For years we struggled to be able to talk to one another. We seemed to only be able to hurt one another. I don't really know how I made you feel, and I'm only starting to get a picture of what your personal struggles might have been. And i couldn't let that happen to me. I tried to talk to you in so many ways but you never seemed to listen. In those attempts I was never trying to criticize, I was only trying to scream "please listen to me".
And then one day it felt like to much and I had to stop my hurt the only way I knew how. So I stopped letting you into my emotional space. After I was able to work through some of it with a counselor, and none of it was easy, I became less angry. I would not have been able to be a mom if I had not let go of this anger. I can only guess how it made you incredibly sad when you didn't get to be actively a part of my kids' lives. I'm sorry for that. I truly was not trying to punish you but to protect myself from what I was afraid might only be more struggles in our relationship. I shared pictures with you so that you could see them grow because I didn't want to keep you completely out. I wanted to bring the kids back to the hometown so that you could see them but we just never had the money for it. I can't tell you how many times I looked at the ticket prices hoping that something might miraculously enable me to afford it. I know you offered your Airmiles on a few occasions but I couldn't take something like that from you after not speaking with you for a few years. It didn't seem fair.
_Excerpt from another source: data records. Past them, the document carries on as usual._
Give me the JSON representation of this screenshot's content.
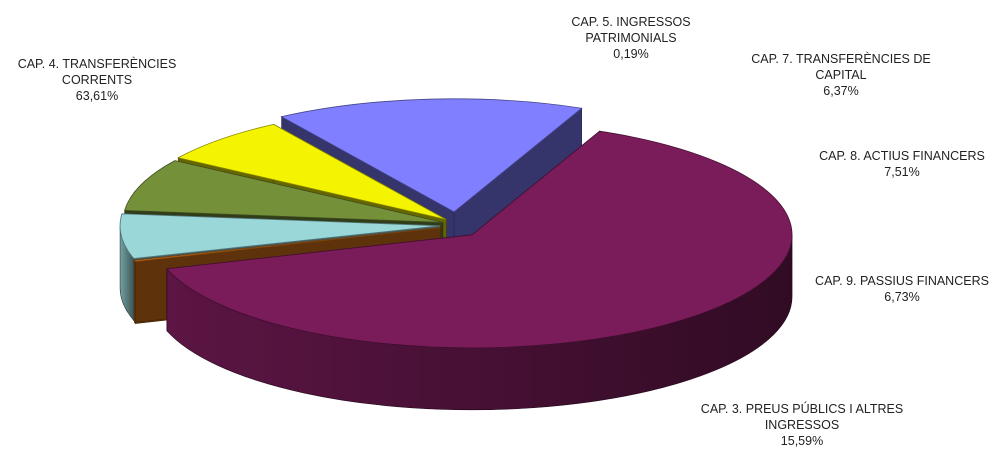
{
  "chart_data": {
    "type": "pie",
    "style": "3d-exploded",
    "title": "",
    "legend": "none",
    "slices": [
      {
        "label_lines": [
          "CAP. 4. TRANSFERÈNCIES",
          "CORRENTS"
        ],
        "label": "CAP. 4. TRANSFERÈNCIES CORRENTS",
        "value": 63.61,
        "value_text": "63,61%",
        "color": "#7B1C5A"
      },
      {
        "label_lines": [
          "CAP. 5. INGRESSOS",
          "PATRIMONIALS"
        ],
        "label": "CAP. 5. INGRESSOS PATRIMONIALS",
        "value": 0.19,
        "value_text": "0,19%",
        "color": "#E07818"
      },
      {
        "label_lines": [
          "CAP. 7. TRANSFERÈNCIES DE",
          "CAPITAL"
        ],
        "label": "CAP. 7. TRANSFERÈNCIES DE CAPITAL",
        "value": 6.37,
        "value_text": "6,37%",
        "color": "#9AD7D9"
      },
      {
        "label_lines": [
          "CAP. 8. ACTIUS FINANCERS"
        ],
        "label": "CAP. 8. ACTIUS FINANCERS",
        "value": 7.51,
        "value_text": "7,51%",
        "color": "#74913A"
      },
      {
        "label_lines": [
          "CAP. 9. PASSIUS FINANCERS"
        ],
        "label": "CAP. 9. PASSIUS FINANCERS",
        "value": 6.73,
        "value_text": "6,73%",
        "color": "#F4F400"
      },
      {
        "label_lines": [
          "CAP. 3. PREUS PÚBLICS I ALTRES",
          "INGRESSOS"
        ],
        "label": "CAP. 3. PREUS PÚBLICS I ALTRES INGRESSOS",
        "value": 15.59,
        "value_text": "15,59%",
        "color": "#7F7FFF"
      }
    ]
  }
}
I guess I just don't know what was or is really fair in all of this. Perhaps none of it is. All I know now is that my heart hurts so excruciatingly much and I miss my Dad. I miss the hope I had for being able to fix our relationship and letting you see my kids. I heard so much of an amazing man who gave so much to others but I feel like something prevented me from knowing that man.
I'm running short of words but I'm sure there will be more letters to you. I hope you hear them. Someone told me that when we speak of those who are no longer with us that they can hear every word. I so desperately hope you hear these and know what is in my heart now.
A few days after Grandpa died I felt his presence as I watched his children talking with one another. Could you come and visit me? Could you please help me put my heart at ease so I know you are ok and that you know I miss you and I love you? Please watch over my kids for me. Be their guardian angel and help them when I can't.